Abdulrahman Alfozan is a member of the data warehouse engineering team at Facebook where he works on building and scaling Apache Spark to provide distributed computing as a service. Abdul is passionate about large-scale distributed systems and his primary focus is to enable data scientists and data engineers to be more efficient and productive when using Apache Spark. Abdul studied computer science and engineering at Massachusetts Institute of Technology.
At Facebook, Apache Spark handles large batch workloads which at times may deal with sensitive data that require protection and isolation covering all surfaces of authentication, authorization, and encryption. With jobs from multiple teams running across data-centers and geo-distributed regions, spark actors (driver, executors, shuffle service) need to securely communicate over networks spanning large geographical areas. Spark at FB also operates in a multi-tenant environment with strict access control policies that need to be enforced to guarantee data protection and job isolation. Operating at this scale presents several scalability challenges and we'll share our approach to solving a few such challenges in this talk.
More specifically, as part of this talk, we'll share how we deployed TLS encryption for Spark jobs to secure data in transit over an untrusted network, and discuss the implications and overhead of doing so. In addition to this, we'll cover how tenant isolation, security and fine-grained access control (i.e., row/column level security) are designed and implemented, along with our work on scaling the generation and validation of signed access tokens and jobs resource distribution (files, archives and jars).
Script Transformation is an important and growing use-case for Apache Spark at Facebook. Spark's script transforms allow users to run custom scripts and binaries directly from SQL and serves as an important means of stitching Facebook's custom business logic with existing data pipelines.
Along with Spark SQL + UDFs, a growing number of our custom pipelines leverage Spark's script transform operator to run user-provided binaries for applications such as indexing, parallel training and inference at scale. Spawning custom processes from the Spark executors introduces new challenges in production ranging from external resources allocation/management, structured data serialization, and external process monitoring.

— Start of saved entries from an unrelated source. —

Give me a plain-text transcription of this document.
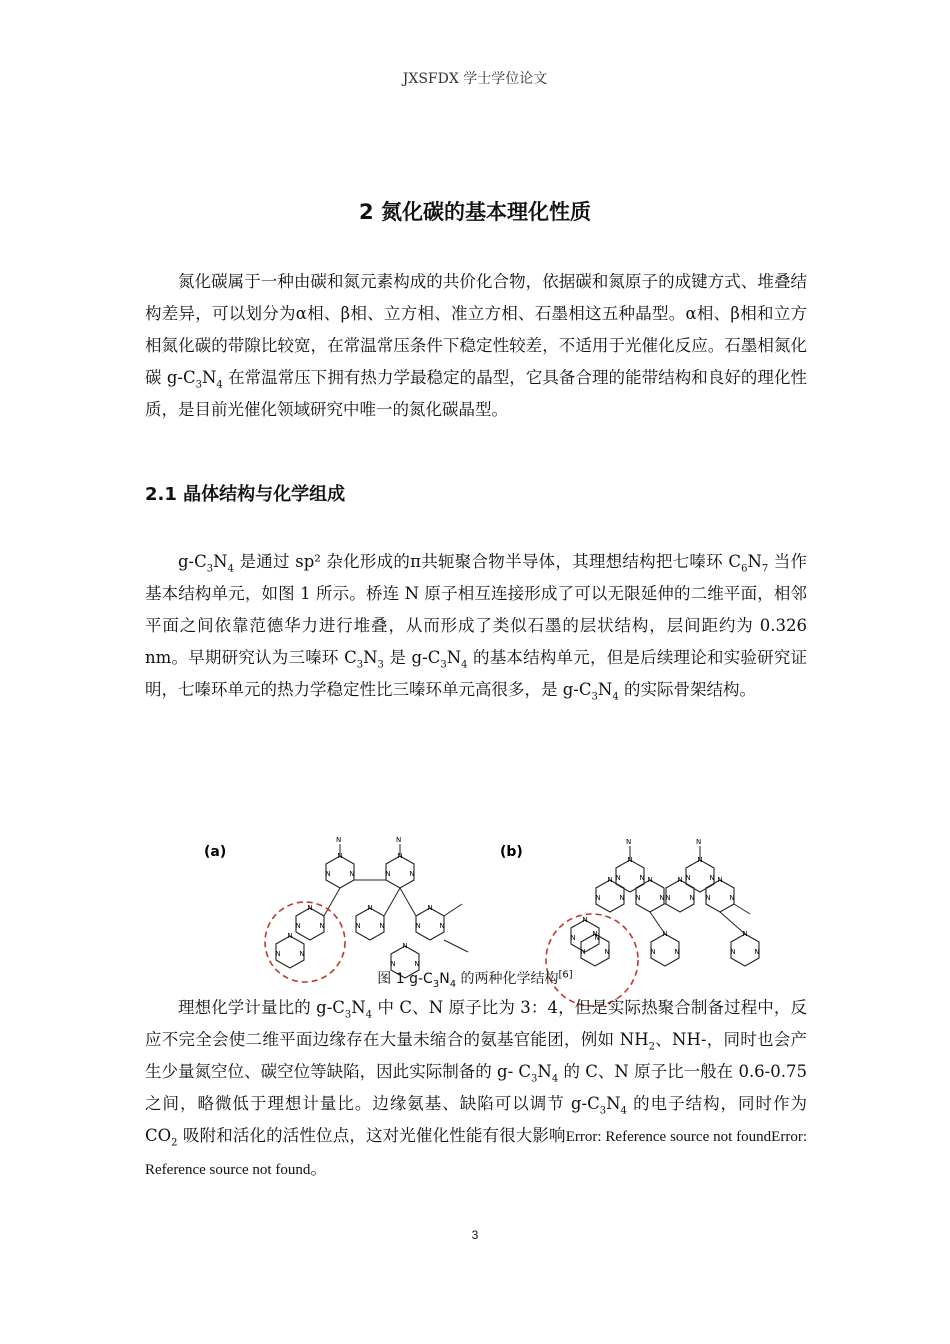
JXSFDX 学士学位论文
2 氮化碳的基本理化性质

氮化碳属于一种由碳和氮元素构成的共价化合物，依据碳和氮原子的成键方式、堆叠结构差异，可以划分为α相、β相、立方相、准立方相、石墨相这五种晶型。α相、β相和立方相氮化碳的带隙比较宽，在常温常压条件下稳定性较差，不适用于光催化反应。石墨相氮化碳 $g-C_3N_4$ 在常温常压下拥有热力学最稳定的晶型，它具备合理的能带结构和良好的理化性质，是目前光催化领域研究中唯一的氮化碳晶型。

2.1 晶体结构与化学组成

$g-C_3N_4$ 是通过 sp² 杂化形成的π共轭聚合物半导体，其理想结构把七嗪环 $C_6N_7$ 当作基本结构单元，如图 1 所示。桥连 N 原子相互连接形成了可以无限延伸的二维平面，相邻平面之间依靠范德华力进行堆叠，从而形成了类似石墨的层状结构，层间距约为 0.326 nm。早期研究认为三嗪环 $C_3N_3$ 是 $g-C_3N_4$ 的基本结构单元，但是后续理论和实验研究证明，七嗪环单元的热力学稳定性比三嗪环单元高很多，是 $g-C_3N_4$ 的实际骨架结构。

N
N
N
(a)
N	N
(b)
N	N
图 1 $g-C_3N_4$ 的两种化学结构[6]

理想化学计量比的 $g-C_3N_4$ 中 C、N 原子比为 3：4，但是实际热聚合制备过程中，反应不完全会使二维平面边缘存在大量未缩合的氨基官能团，例如 $NH_2$、NH-，同时也会产生少量氮空位、碳空位等缺陷，因此实际制备的 g- $C_3N_4$ 的 C、N 原子比一般在 0.6-0.75 之间，略微低于理想计量比。边缘氨基、缺陷可以调节 $g-C_3N_4$ 的电子结构，同时作为 $CO_2$ 吸附和活化的活性位点，这对光催化性能有很大影响Error: Reference source not foundError: Reference source not found。

3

In this session, we will talk about the improvements to Spark SQL (and the resource manager) to support running reliable and performant script transformation pipelines. This includes:
1) cgroup v2 containers for CPU, Memory and IO enforcement,
2) Transform jail for processes namespace management,
3) Support for complex types in Row format delimited SerDe,
4) Protocol Buffers for fast and efficient structured data serialization. Finally, we will conclude by sharing our results, lessons learned and future directions (e.g., transform pipelines resource over-subscription).